E o diabo andou por todo o lado a espalhar fogo, fumo e sofrimento…Autor: João Dinis

E o diabo andou por todo o lado a espalhar fogo, fumo e sofrimento…

…e foi assim como se estivéssemos abandonados no inferno !…

 

E eu também andei lá !…

 ***

Dia 15 Outubro (e noite) – Incêndio desce desde Sabugueiro até Seia, numa zona supostamente “protegida” da Serra da Estrela…

Desde a manhãzinha de dia 15 de Outubro que se via as colunas de fumo denso no cimo da encosta Oeste da Serra da Estrela, zona do Sabugueiro… Era um Incêndio Rural a afirmar-se…  Ardeu e estendeu-se em linha, Serra abaixo em direcção a Seia, e assim continuou até o fumo impedir a vista da Serra, quase noite.

Dia 15 Outubro – 17 horas – uns incêndios “unem-se”, e outros aproximam-se e formam uma meia-lua de fogo, mais tarde um (quase) anel de fogo que se vai estendendo numa vasta frente por – Sul (Lousã – Arganil – Pampilhosa da Serra) – Este  (Oliveira do Hospital – Seia) –   Oeste (Penacova e Tábua) —  Norte (Nelas) …

Pessoalmente não consegui passar – pelas 18 horas – de Vila Franca da Beira (rumo a Este) para Seia em três trajectos, incluindo a EN – 17, com algumas frentes de incêndios a unirem-se… Mas, durante a minha tentativa, não vi GNR a fazer controlos de trânsito…  Vi o Fogo a ameaçar e também já a entrar para dentro de algumas Povoações da zona sem se verem Bombeiros – ou meios aéreos de combate…

Às 21 h 30 horas de dia 15, fui observar a frente dos incêndios que avançava de Seia pelo extremo Norte de Oliveira do Hospital (Seixo da Beira) em direcção a Nelas (por Felgueira Velha ou Paranhos da Beira).  Era uma frente forte e já extensa !  A Sul, via-se os clarões dos Incêndios de Arganil e Pampilhosa, até da Lousã…

O vento soprava forte vindo de Sul (Lousã – Arganil – Pampilhosa da Serra). Estava formada a “mistura perfeita” para fazer crescer e generalizar os Fogos:- vento forte e quente – extrema secura da Natureza – quantidades enormes de combustível em Floresta e Matos, e em ervas e arbustos secos!

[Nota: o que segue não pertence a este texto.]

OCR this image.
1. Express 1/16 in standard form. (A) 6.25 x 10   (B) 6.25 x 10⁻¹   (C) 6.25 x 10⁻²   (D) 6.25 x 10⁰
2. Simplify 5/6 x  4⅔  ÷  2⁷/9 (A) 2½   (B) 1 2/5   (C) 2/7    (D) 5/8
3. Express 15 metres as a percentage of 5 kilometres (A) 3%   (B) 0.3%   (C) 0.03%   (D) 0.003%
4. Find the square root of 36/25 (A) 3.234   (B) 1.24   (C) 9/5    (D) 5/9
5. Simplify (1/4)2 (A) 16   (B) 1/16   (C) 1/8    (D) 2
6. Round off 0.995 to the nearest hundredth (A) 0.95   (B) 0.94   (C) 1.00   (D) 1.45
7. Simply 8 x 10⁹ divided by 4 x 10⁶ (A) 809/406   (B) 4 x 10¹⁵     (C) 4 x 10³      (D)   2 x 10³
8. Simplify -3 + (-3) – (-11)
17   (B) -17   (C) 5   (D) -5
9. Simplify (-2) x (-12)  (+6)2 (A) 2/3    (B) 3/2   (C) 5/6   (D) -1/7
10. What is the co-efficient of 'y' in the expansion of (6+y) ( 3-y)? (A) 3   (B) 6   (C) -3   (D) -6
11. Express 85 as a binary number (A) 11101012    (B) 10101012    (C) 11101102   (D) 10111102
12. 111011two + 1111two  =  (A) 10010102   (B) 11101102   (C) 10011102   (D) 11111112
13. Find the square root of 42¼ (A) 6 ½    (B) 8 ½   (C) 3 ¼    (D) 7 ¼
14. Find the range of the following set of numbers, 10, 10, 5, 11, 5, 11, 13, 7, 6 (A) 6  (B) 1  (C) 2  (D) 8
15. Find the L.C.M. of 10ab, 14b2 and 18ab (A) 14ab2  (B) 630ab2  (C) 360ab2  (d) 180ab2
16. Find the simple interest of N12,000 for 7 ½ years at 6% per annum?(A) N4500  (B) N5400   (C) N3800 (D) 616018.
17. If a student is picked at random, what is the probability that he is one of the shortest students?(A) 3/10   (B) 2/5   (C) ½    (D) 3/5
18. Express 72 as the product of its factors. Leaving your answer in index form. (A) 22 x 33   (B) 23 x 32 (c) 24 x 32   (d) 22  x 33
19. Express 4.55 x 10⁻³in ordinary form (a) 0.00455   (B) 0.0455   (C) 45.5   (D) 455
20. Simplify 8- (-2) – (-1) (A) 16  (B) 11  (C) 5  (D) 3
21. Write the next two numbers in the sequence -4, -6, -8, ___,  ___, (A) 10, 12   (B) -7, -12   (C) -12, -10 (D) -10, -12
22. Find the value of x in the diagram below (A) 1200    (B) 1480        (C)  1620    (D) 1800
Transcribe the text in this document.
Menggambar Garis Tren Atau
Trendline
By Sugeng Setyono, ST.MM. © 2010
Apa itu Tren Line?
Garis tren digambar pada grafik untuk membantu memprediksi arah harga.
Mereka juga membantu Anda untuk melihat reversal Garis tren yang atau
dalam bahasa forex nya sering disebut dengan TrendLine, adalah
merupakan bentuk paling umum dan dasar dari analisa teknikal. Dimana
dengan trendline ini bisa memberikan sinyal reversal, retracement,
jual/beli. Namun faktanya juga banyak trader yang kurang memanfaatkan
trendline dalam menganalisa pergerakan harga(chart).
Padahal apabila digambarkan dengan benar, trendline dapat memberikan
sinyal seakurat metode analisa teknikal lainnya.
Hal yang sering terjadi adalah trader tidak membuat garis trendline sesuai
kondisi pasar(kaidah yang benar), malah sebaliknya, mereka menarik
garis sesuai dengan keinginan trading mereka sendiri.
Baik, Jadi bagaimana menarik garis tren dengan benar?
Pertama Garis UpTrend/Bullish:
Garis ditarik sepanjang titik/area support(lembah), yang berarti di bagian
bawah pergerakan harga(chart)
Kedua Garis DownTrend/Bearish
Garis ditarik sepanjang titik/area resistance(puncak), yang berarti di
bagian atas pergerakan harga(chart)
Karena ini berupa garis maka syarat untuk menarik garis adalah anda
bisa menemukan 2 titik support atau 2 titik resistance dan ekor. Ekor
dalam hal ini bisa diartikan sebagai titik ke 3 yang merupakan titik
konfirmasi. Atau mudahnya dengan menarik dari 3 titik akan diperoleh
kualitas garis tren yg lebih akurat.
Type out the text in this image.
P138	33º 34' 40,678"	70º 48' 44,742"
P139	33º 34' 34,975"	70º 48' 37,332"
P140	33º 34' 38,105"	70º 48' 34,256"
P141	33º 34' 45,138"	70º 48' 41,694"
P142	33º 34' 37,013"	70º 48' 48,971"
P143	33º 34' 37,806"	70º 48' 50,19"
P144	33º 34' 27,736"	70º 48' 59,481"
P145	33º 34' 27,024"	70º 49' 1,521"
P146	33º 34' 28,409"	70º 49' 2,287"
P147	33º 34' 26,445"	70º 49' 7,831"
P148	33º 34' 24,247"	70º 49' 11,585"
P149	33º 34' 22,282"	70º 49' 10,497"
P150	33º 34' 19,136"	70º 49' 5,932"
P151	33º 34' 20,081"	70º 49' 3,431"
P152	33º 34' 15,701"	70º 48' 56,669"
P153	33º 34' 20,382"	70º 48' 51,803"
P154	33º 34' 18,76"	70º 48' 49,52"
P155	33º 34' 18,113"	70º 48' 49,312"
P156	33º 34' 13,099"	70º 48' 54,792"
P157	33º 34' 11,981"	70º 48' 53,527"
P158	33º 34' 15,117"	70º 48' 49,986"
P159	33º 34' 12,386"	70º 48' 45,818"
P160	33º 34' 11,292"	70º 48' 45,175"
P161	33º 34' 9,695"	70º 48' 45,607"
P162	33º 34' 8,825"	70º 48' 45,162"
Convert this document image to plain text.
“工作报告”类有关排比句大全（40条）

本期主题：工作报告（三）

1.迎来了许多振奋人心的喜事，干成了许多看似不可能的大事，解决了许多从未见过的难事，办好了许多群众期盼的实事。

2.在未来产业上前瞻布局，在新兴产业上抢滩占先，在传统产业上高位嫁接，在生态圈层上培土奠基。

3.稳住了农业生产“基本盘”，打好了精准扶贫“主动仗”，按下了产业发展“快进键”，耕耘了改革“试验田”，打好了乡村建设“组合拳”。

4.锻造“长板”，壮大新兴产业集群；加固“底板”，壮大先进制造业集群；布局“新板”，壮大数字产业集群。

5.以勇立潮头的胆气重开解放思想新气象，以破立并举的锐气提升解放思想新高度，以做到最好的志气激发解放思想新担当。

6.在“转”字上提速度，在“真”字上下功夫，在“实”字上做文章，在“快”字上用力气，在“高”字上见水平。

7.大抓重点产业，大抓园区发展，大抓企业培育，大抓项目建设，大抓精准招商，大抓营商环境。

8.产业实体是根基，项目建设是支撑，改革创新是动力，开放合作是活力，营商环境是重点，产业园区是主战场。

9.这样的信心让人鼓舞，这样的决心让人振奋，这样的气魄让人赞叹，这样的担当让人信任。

Cerca das 22 horas, dei conta que não tinha telecomunicações e algum tempo antes disso que a energia eléctrica também já tinha ido… E não se via nem Bombeiros…nem GNR… nem nada !  Estava formado o “vazio perfeito” para ficarmos isolados ainda que apenas a poucos quilómetros de distância uns dos outros. E tudo ia “conseguir” piorar logo a seguir!…

Fogo “global” !   Angústia “global” !

Um pouco antes das 23 horas, já na minha Terra (Vila Franca da Beira), eu vi “claramente vista”, uma “chuva” mais intensa que o habitual de “projecções incandescentes” a voar puxadas pela forte ventania. E passavam por cima a arder, à velocidade do vento  – caruma – folhas (inclusivé de carvalho) – pedaços de cascas – que nos quintais por trás da minha casa e noutros – bem dentro da Povoação – provocavam ignições sucessivas no solo (ervas secas e silvas), dentro de barracões e casas velhas sem telhado e em cima das árvores, e nos troncos destas, com destaque para oliveiras tradicionais.

Sim, depressa os incêndios estavam dentro das Zonas Urbanas e também na Floresta em praticamente todo o Concelho de Oliveira do Hospital e (soube-se depois) também em concelhos vizinhos!

Começaram a arder algumas casas desabitadas e até habitadas.  Começaram a arder duas Serrações de Madeira, (cerca das 23 h.) uma situada em Vila Franca da Beira outra em Ervedal da Beira (concelho de Oliveira do Hospital).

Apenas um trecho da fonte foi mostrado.